Gratian - Byzantine Monk and Scholar

Little is known about Gratian. He was probably born at the end of the 11th century in Chiusi in Tuscany and died in Bologna around 1160. Around 1140 he completed his Decretum Gratiani, which made him one of the most renowned canonists of all time.

The Decretum Gratiani not only replaced the preceding decrees but also provided a systematic and logical ordering of documents taken from existing collections supplemented by prescriptions of the popes Paschal II (1099–1118) and Innocent II (1130–1143) and of the Second Lateran Council (1139). Until the Code of Canon Law was published in 1917, it remained a standard work for canon law.

Gratian was the first who taught canon law as an autonomous science, although the Byzantine Code of Justinian I had already served as a model in combining civil and religious laws into one code. Canon comes from the Greek word kanon and means a stem or a reed and a long and straight piece of wood, a wooden rule used by masons and carpenters, or a rule with which straight lines are drawn. Figuratively it is the rule of an art or of a trade, a model, a type, or a definitive list or catalog.

With the rise of Christianity, kanon received a new meaning: commandments of God, or in Latin regulae fidei (norms of faith) and regulae morum (behavioral rules). It is in this sense of regulae morum that canon was taken up into law. These behavioral rules began with the Bible and the Didache (Teaching of the Apostles).


As new questions about the faith were posed, heretical and otherwise, church councils and synods were called to answer these questions. This was especially true of the first seven ecumenical councils, which tackled questions on the divinity of Christ, the divinity of the Holy Spirit, the two natures of the one person of Christ, and Mary as the Mother of God, as well as the Council of Trent (1545–63), which answered the many questions of the Reformation.

The answers in the form of decrees would be added on to the list of canons governing behavior of clerics and lay people alike. Over the course of time, as the church grew and branched out, and it became necessary for a rule of conduct to be collected for uniform interpretation and implementation of divine law spelled out in the sources cited.

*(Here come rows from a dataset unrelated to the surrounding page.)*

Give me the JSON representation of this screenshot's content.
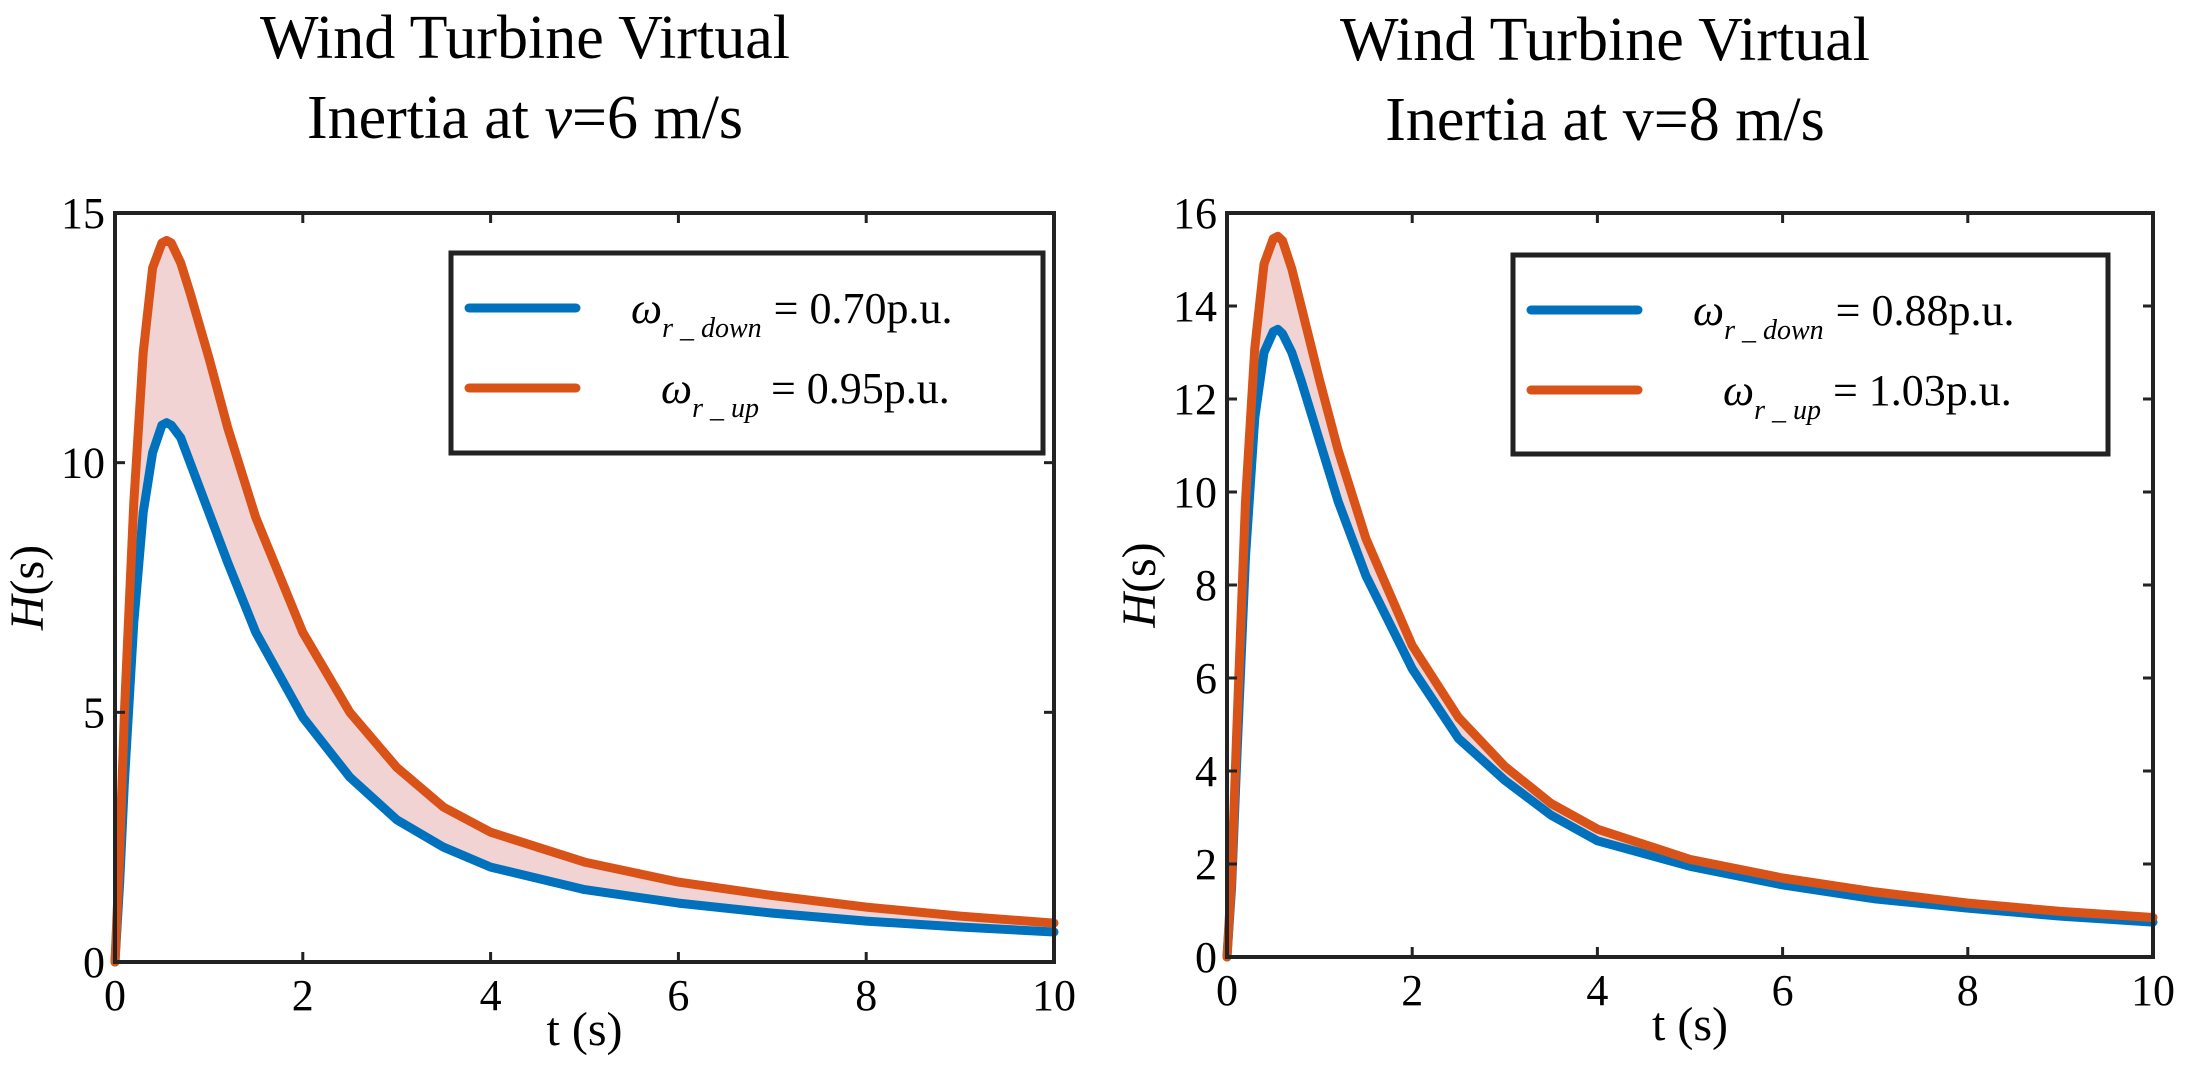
{
  "colors": {
    "down": "#0072BD",
    "up": "#D95319",
    "band": "#F2D3D3"
  },
  "chart_data": [
    {
      "type": "line",
      "title_line1": "Wind Turbine Virtual",
      "title_line2_prefix": "Inertia at ",
      "title_line2_var": "v",
      "title_line2_suffix": "=6 m/s",
      "xlabel": "t (s)",
      "ylabel_var": "H",
      "ylabel_unit": "(s)",
      "xlim": [
        0,
        10
      ],
      "ylim": [
        0,
        15
      ],
      "xticks": [
        0,
        2,
        4,
        6,
        8,
        10
      ],
      "yticks": [
        0,
        5,
        10,
        15
      ],
      "legend_position": "top-right",
      "band_between_series": true,
      "series": [
        {
          "name": "down",
          "legend_symbol": "ω",
          "legend_subscript": "r _ down",
          "legend_value": "= 0.70p.u.",
          "x": [
            0,
            0.05,
            0.1,
            0.2,
            0.3,
            0.4,
            0.5,
            0.55,
            0.6,
            0.7,
            0.8,
            1.0,
            1.2,
            1.5,
            2.0,
            2.5,
            3.0,
            3.5,
            4.0,
            5.0,
            6.0,
            7.0,
            8.0,
            9.0,
            10.0
          ],
          "y": [
            0,
            1.6,
            3.6,
            6.8,
            9.0,
            10.2,
            10.75,
            10.8,
            10.75,
            10.5,
            10.0,
            9.0,
            8.0,
            6.6,
            4.9,
            3.7,
            2.85,
            2.3,
            1.9,
            1.45,
            1.18,
            0.98,
            0.82,
            0.7,
            0.6
          ]
        },
        {
          "name": "up",
          "legend_symbol": "ω",
          "legend_subscript": "r _ up",
          "legend_value": "= 0.95p.u.",
          "x": [
            0,
            0.05,
            0.1,
            0.2,
            0.3,
            0.4,
            0.5,
            0.55,
            0.6,
            0.7,
            0.8,
            1.0,
            1.2,
            1.5,
            2.0,
            2.5,
            3.0,
            3.5,
            4.0,
            5.0,
            6.0,
            7.0,
            8.0,
            9.0,
            10.0
          ],
          "y": [
            0,
            2.2,
            5.0,
            9.2,
            12.2,
            13.9,
            14.4,
            14.45,
            14.4,
            14.0,
            13.4,
            12.1,
            10.7,
            8.9,
            6.6,
            5.0,
            3.9,
            3.1,
            2.6,
            2.0,
            1.6,
            1.33,
            1.1,
            0.92,
            0.78
          ]
        }
      ]
    },
    {
      "type": "line",
      "title_line1": "Wind Turbine Virtual",
      "title_line2_prefix": "Inertia at v=8 m/s",
      "title_line2_var": "",
      "title_line2_suffix": "",
      "xlabel": "t (s)",
      "ylabel_var": "H",
      "ylabel_unit": "(s)",
      "xlim": [
        0,
        10
      ],
      "ylim": [
        0,
        16
      ],
      "xticks": [
        0,
        2,
        4,
        6,
        8,
        10
      ],
      "yticks": [
        0,
        2,
        4,
        6,
        8,
        10,
        12,
        14,
        16
      ],
      "legend_position": "top-right",
      "band_between_series": true,
      "series": [
        {
          "name": "down",
          "legend_symbol": "ω",
          "legend_subscript": "r _ down",
          "legend_value": "= 0.88p.u.",
          "x": [
            0,
            0.05,
            0.1,
            0.2,
            0.3,
            0.4,
            0.5,
            0.55,
            0.6,
            0.7,
            0.8,
            1.0,
            1.2,
            1.5,
            2.0,
            2.5,
            3.0,
            3.5,
            4.0,
            5.0,
            6.0,
            7.0,
            8.0,
            9.0,
            10.0
          ],
          "y": [
            0,
            1.5,
            4.0,
            8.6,
            11.6,
            13.0,
            13.45,
            13.5,
            13.4,
            13.0,
            12.4,
            11.1,
            9.8,
            8.2,
            6.2,
            4.7,
            3.8,
            3.05,
            2.5,
            1.95,
            1.55,
            1.25,
            1.05,
            0.88,
            0.75
          ]
        },
        {
          "name": "up",
          "legend_symbol": "ω",
          "legend_subscript": "r _ up",
          "legend_value": "= 1.03p.u.",
          "x": [
            0,
            0.05,
            0.1,
            0.2,
            0.3,
            0.4,
            0.5,
            0.55,
            0.6,
            0.7,
            0.8,
            1.0,
            1.2,
            1.5,
            2.0,
            2.5,
            3.0,
            3.5,
            4.0,
            5.0,
            6.0,
            7.0,
            8.0,
            9.0,
            10.0
          ],
          "y": [
            0,
            1.7,
            4.6,
            9.8,
            13.1,
            14.9,
            15.45,
            15.5,
            15.4,
            14.8,
            14.0,
            12.4,
            10.9,
            9.0,
            6.7,
            5.15,
            4.1,
            3.3,
            2.75,
            2.1,
            1.7,
            1.4,
            1.16,
            0.98,
            0.85
          ]
        }
      ]
    }
  ]
}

This was the basis of canon law.

Gratian worked with a set method in which three parts may be clearly distinguished. The first part deals with the sources of the law. It also treats subjects concerned primarily with the ecclesiastical hierarchy and the clergy. The second part deals with procedure, secular property, religious orders, marriage, and confession. The last part deals with the rules on the sacraments, except for matrimony, and sacramentals.

Prior to the middle of the 12th century only systematic collections of church prescriptions had existed. With his Decretum, Gratian published the first synthesis of the universally applicable canon law. At the same time he provided the later popes with a foundation upon which their decrees could rest.

In spite of its renown and the great authority of the Decretum Gratiani, it remained a private collection with no universal force of law. The ecclesiastical authorities never officially recognized or approved the collection.